God wants us to be comforted by Him in our sufferings by not making any false assumptions, and understand He suffers alongside of us. God wants us to understand our sufferings which are inevitable in a free world, though not caused by God, can serve a purpose in our life and the lives of others we influence. Are there rational reasons that God allows suffering and doesn’t intervene immediately?
- Most understand deserved suffering. Cheat on your partner and all hell can break loss. God never says all of suffering is deserved so shut-up! Job’s suffering was clearly not deserved. Suffering obviously is not always retribution or correction from God. God allows suffering but does not will suffering in the same way.
- Suffering enables us to not fall in love with temporal existence and love what the world offers. We are more likely to look to God, who desires our everlasting happiness, during adversity than prosperity. I am better off when my prayers are not answered. Suffering brings to light our defects so to examine and overcome our weaknesses. No pain no gain is true both physically and emotionally. Profound trust in God during suffering can lead to wisdom about life in general.
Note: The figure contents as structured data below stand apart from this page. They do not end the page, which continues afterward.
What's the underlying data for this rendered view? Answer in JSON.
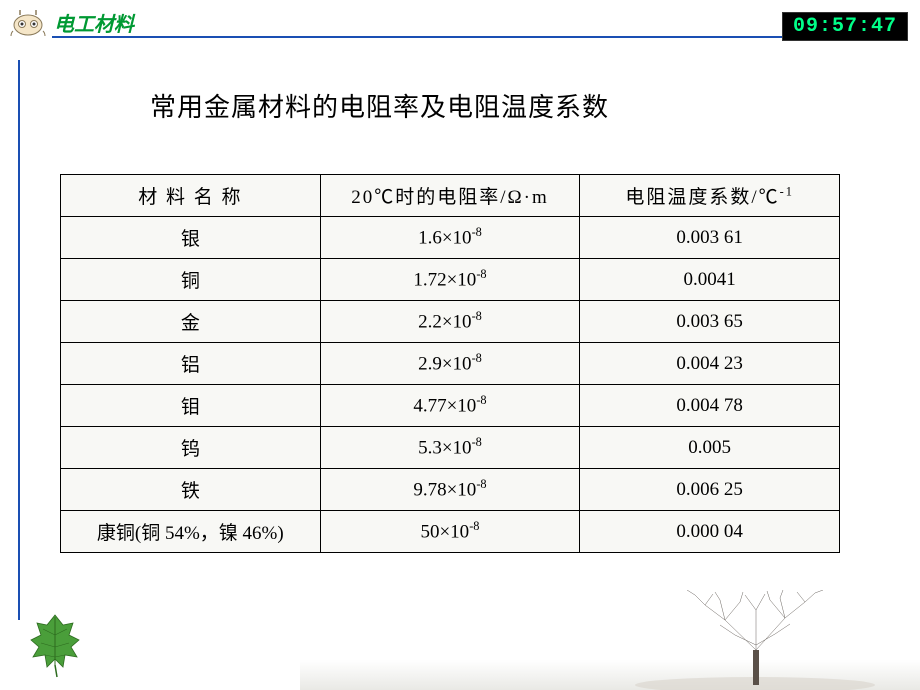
{
  "header": {
    "title": "电工材料",
    "clock": "09:57:47",
    "title_color": "#009933",
    "line_color": "#1a4fb3",
    "clock_bg": "#000000",
    "clock_fg": "#00ff88"
  },
  "main": {
    "title": "常用金属材料的电阻率及电阻温度系数"
  },
  "table": {
    "type": "table",
    "border_color": "#000000",
    "bg_color": "#f8f8f5",
    "columns": [
      {
        "label_html": "材 料 名 称"
      },
      {
        "label_html": "20℃时的电阻率/Ω·m"
      },
      {
        "label_html": "电阻温度系数/℃<sup>-1</sup>"
      }
    ],
    "rows": [
      {
        "name": "银",
        "res_html": "1.6×10<sup>-8</sup>",
        "temp": "0.003 61"
      },
      {
        "name": "铜",
        "res_html": "1.72×10<sup>-8</sup>",
        "temp": "0.0041"
      },
      {
        "name": "金",
        "res_html": "2.2×10<sup>-8</sup>",
        "temp": "0.003 65"
      },
      {
        "name": "铝",
        "res_html": "2.9×10<sup>-8</sup>",
        "temp": "0.004 23"
      },
      {
        "name": "钼",
        "res_html": "4.77×10<sup>-8</sup>",
        "temp": "0.004 78"
      },
      {
        "name": "钨",
        "res_html": "5.3×10<sup>-8</sup>",
        "temp": "0.005"
      },
      {
        "name": "铁",
        "res_html": "9.78×10<sup>-8</sup>",
        "temp": "0.006 25"
      },
      {
        "name": "康铜(铜 54%，镍 46%)",
        "res_html": "50×10<sup>-8</sup>",
        "temp": "0.000 04"
      }
    ]
  },
  "decor": {
    "leaf_color": "#4a9e3a",
    "leaf_dark": "#2d6b1f",
    "tree_color": "#6b6560"
  }
}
- Our suffering can empower us to better serve others. Did Martin Luther King have to suffer to move the scales from the eyes of many how they tolerated bigotry? Personal tragedies or undeserved insults can make us more sensitive to others in similar situations. Miracles turned heads but Jesus’ suffering turned the hearts of billions of followers. Suffering, inevitable in a free world, is necessary if you are going to be of much use to others.
- God could annihilate people at the first sign of evil, but don’t we give our wayward children chances to change no matter the harmed caused to themselves or others? God is merciful and patient in trying to change lives. Our demands for an all-powerful, invulnerable God comes at the expense of trusting God know best how to run the universe and change as many lives as possible through their own volition.
- Job gave up trying to control God, accepting God knew better how to run the universe. Satan had a point. True love in any relationship is determined when you suffer and yet still love. But Satan’s evil brought the exact opposite intended. Ultimately, we may not know all the reasons for why God allows evil to continue or be so random, as Job, but we know one reason is not because God doesn’t love us as evidenced by suffering Himself through Jesus.